EFTA is the European Free Trade Association. It currently has four Member States: Iceland, Liechtenstein, Norway and Switzerland. The UK was a founding member of EFTA in 1960, but left in 1973 to join the then EC. The EFTA Convention governs intra-EFTA trade (a full list of EFTA legal texts is available here). The EFTA States also enter EFTA Free Trade Agreements with third countries.
As regards trade between EFTA and the EU, this was originally provided for in a Free Trade Agreement (see an account of the Luxembourg declaration that followed it here) but has not been developed in some time, given that — as described below — all of the EFTA members have pursued further integration with the EU through separate agreements.

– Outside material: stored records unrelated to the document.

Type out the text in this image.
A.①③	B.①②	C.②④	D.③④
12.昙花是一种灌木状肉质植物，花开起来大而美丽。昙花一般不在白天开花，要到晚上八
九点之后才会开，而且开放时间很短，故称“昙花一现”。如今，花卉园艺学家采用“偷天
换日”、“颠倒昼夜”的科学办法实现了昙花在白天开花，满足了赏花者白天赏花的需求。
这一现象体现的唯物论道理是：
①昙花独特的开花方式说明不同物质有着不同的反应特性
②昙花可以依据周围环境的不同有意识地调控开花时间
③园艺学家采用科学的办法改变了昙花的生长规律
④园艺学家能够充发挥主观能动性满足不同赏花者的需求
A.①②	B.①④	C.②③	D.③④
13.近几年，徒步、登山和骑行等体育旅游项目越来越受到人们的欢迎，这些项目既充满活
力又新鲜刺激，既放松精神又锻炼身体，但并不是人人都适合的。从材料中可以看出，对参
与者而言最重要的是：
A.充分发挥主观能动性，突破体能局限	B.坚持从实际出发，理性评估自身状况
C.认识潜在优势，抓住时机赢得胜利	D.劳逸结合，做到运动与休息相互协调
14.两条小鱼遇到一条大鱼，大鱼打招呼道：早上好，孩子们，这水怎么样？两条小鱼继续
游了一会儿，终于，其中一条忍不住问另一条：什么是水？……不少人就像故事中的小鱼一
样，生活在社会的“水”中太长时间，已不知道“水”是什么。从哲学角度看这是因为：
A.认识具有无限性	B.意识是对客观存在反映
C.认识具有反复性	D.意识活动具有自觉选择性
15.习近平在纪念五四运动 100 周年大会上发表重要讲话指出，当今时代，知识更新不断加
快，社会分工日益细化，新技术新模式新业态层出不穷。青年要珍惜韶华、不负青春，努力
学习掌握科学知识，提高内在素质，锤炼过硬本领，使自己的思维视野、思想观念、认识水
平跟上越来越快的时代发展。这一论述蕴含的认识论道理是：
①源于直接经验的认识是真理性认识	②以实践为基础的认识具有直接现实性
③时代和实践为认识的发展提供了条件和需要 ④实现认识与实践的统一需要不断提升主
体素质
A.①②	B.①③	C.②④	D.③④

The EFTA–EU Free Trade Agreement only covers tariff-free trade in relation to some products (such as agriculture and fish), but does not cover services or “non-tariff barriers” (eg divergences in regulatory standards).
What is the EEA?
Three of the four EFTA Member States (all but Switzerland, which instead has a series of bilateral agreements with the EU) are also members of the EEA (the European Economic Area). The EEA Agreement, which came into being in 1994, is a treaty between the EU on the one hand and Iceland, Liechtenstein and Norway on the other. It effectively allows those EFTA states to participate in the EU’s Internal Market, whilst in turn contributing to the EU. EEA States are given the opportunity to express their views on EU legislation, but cannot vote on it.
Under the EEA Agreement, EU law relevant to the EFTA policy areas applies in the EEA. This includes the four freedoms (the free movement of goods, services, persons and capital), as well as competition and state aid rules. It also includes so-called “horizontal policies”, such as consumer protection, company law, environment, gender equality, health and safety and labour law.

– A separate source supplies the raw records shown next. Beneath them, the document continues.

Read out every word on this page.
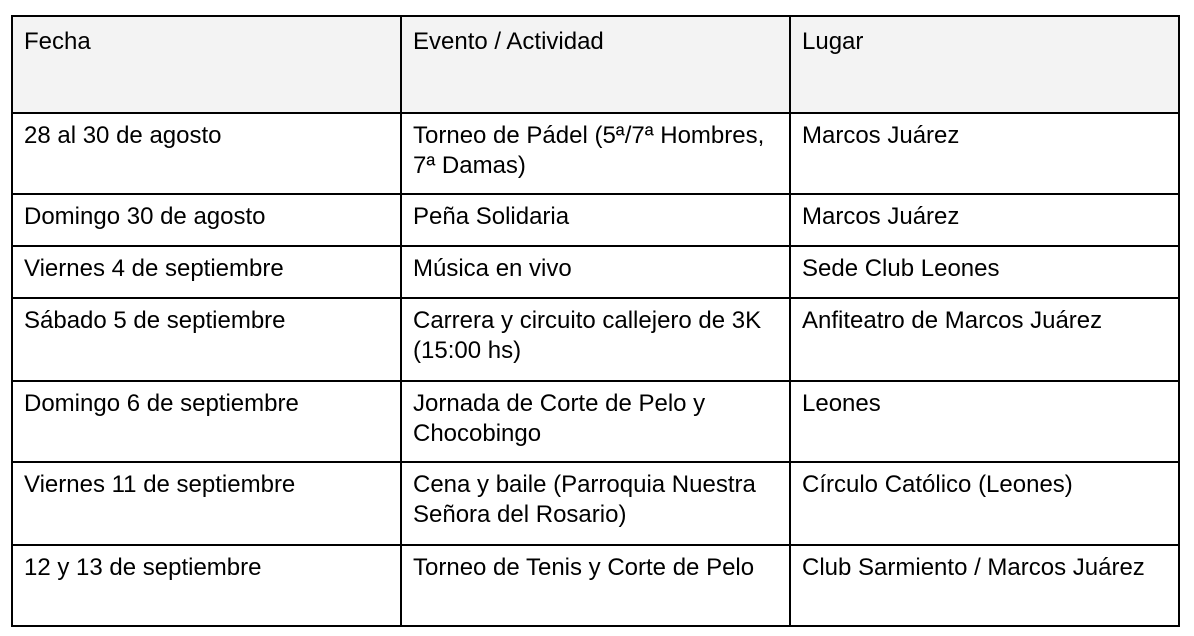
Fecha	Evento / Actividad	Lugar
28 al 30 de agosto	Torneo de Pádel (5ª/7ª Hombres, 7ª Damas)	Marcos Juárez
Domingo 30 de agosto	Peña Solidaria	Marcos Juárez
Viernes 4 de septiembre	Música en vivo	Sede Club Leones
Sábado 5 de septiembre	Carrera y circuito callejero de 3K (15:00 hs)	Anfiteatro de Marcos Juárez
Domingo 6 de septiembre	Jornada de Corte de Pelo y Chocobingo	Leones
Viernes 11 de septiembre	Cena y baile (Parroquia Nuestra Señora del Rosario)	Círculo Católico (Leones)
12 y 13 de septiembre	Torneo de Tenis y Corte de Pelo	Club Sarmiento / Marcos Juárez
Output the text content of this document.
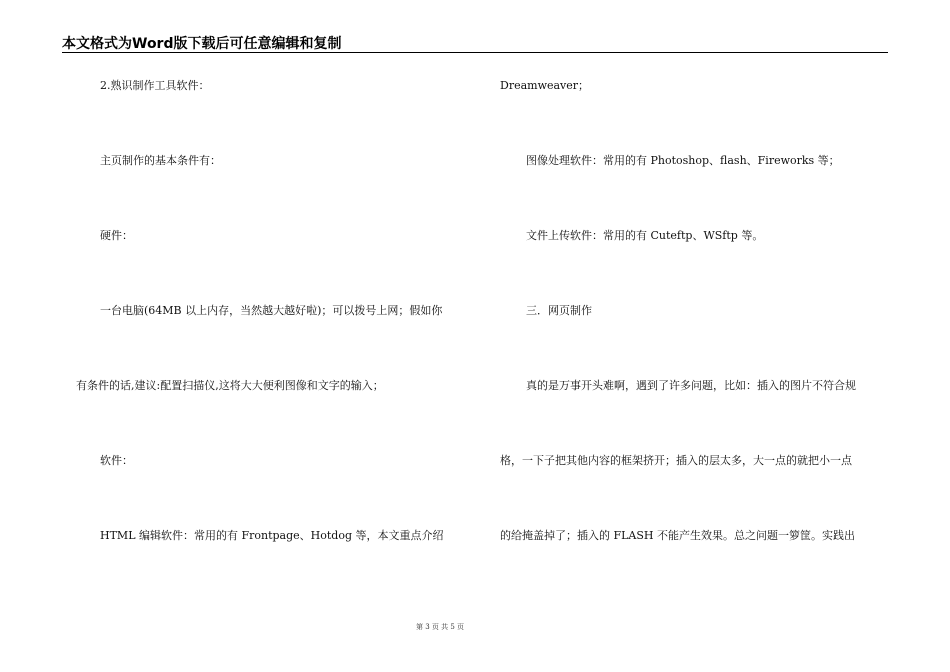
本文格式为Word版下载后可任意编辑和复制
2.熟识制作工具软件：
主页制作的基本条件有：
硬件：
一台电脑(64MB 以上内存，当然越大越好啦)；可以拨号上网；假如你
有条件的话,建议:配置扫描仪,这将大大便利图像和文字的输入；
软件：
HTML 编辑软件：常用的有 Frontpage、Hotdog 等，本文重点介绍
Dreamweaver；
图像处理软件：常用的有 Photoshop、flash、Fireworks 等；
文件上传软件：常用的有 Cuteftp、WSftp 等。
三．网页制作
真的是万事开头难啊，遇到了许多问题，比如：插入的图片不符合规
格，一下子把其他内容的框架挤开；插入的层太多，大一点的就把小一点
的给掩盖掉了；插入的 FLASH 不能产生效果。总之问题一箩筐。实践出
第 3 页 共 5 页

The EEA Agreement does not cover common agriculture and fisheries policies (although it does contain provisions on trade in agricultural and fish products), customs union, common trade policy, common foreign and security policy, justice and home affairs, direct and indirect taxation and monetary union.
When an EU law is passed, it will be marked “text with EEA relevance” if it also applies in the EEA. A full directory of legal instruments relevant to the EEA is available here.
EFTA without the EEA?
To join the EEA it is necessary first to join EFTA. However, the reverse is not true. The UK could, like Switzerland, be a member of EFTA without being a member of the EEA. If the UK did that (but did not negotiate a bilateral agreement with the EU as Switzerland has done) it would only be bound by the Free Trade Agreement between the EU and EFTA, which has a limited remit, as set out above.
There are also diverging views as to whether membership of EFTA would give the UK access to the EFTA Free Trade Agreements with third countries (the Centre for European Reform assumes not in this article, whereas Ruth Lea argues in this post on LSE’s BrexitVote blog that it would).
Of course, in order to join either EFTA or the EEA, the UK would have to conclude a treaty between the Member States of those organisations. Precisely what obligations and rights the UK would have would therefore depend upon the outcome of negotiations.
Relevance of EEA/EFTA obligations in the UK courts
All of the discussion above addresses only the UK’s obligations on the international plane. When the UK signs and ratifies an international treaty it is bound by it in international law. However, because the UK is a dualist country, international law does not become part of English law unless and until it is specifically incorporated. The European Communities Act 1972 transposed the UK’s international law obligations under the EU treaties into domestic law and a statute would be required to do likewise in relation to any subsequent arrangement.
The precise contours of the rights and duties arising under an EFTA/EEA-style arrangement for the UK and their relevance to litigants in English courts would therefore depend upon the form of the implementing legislation.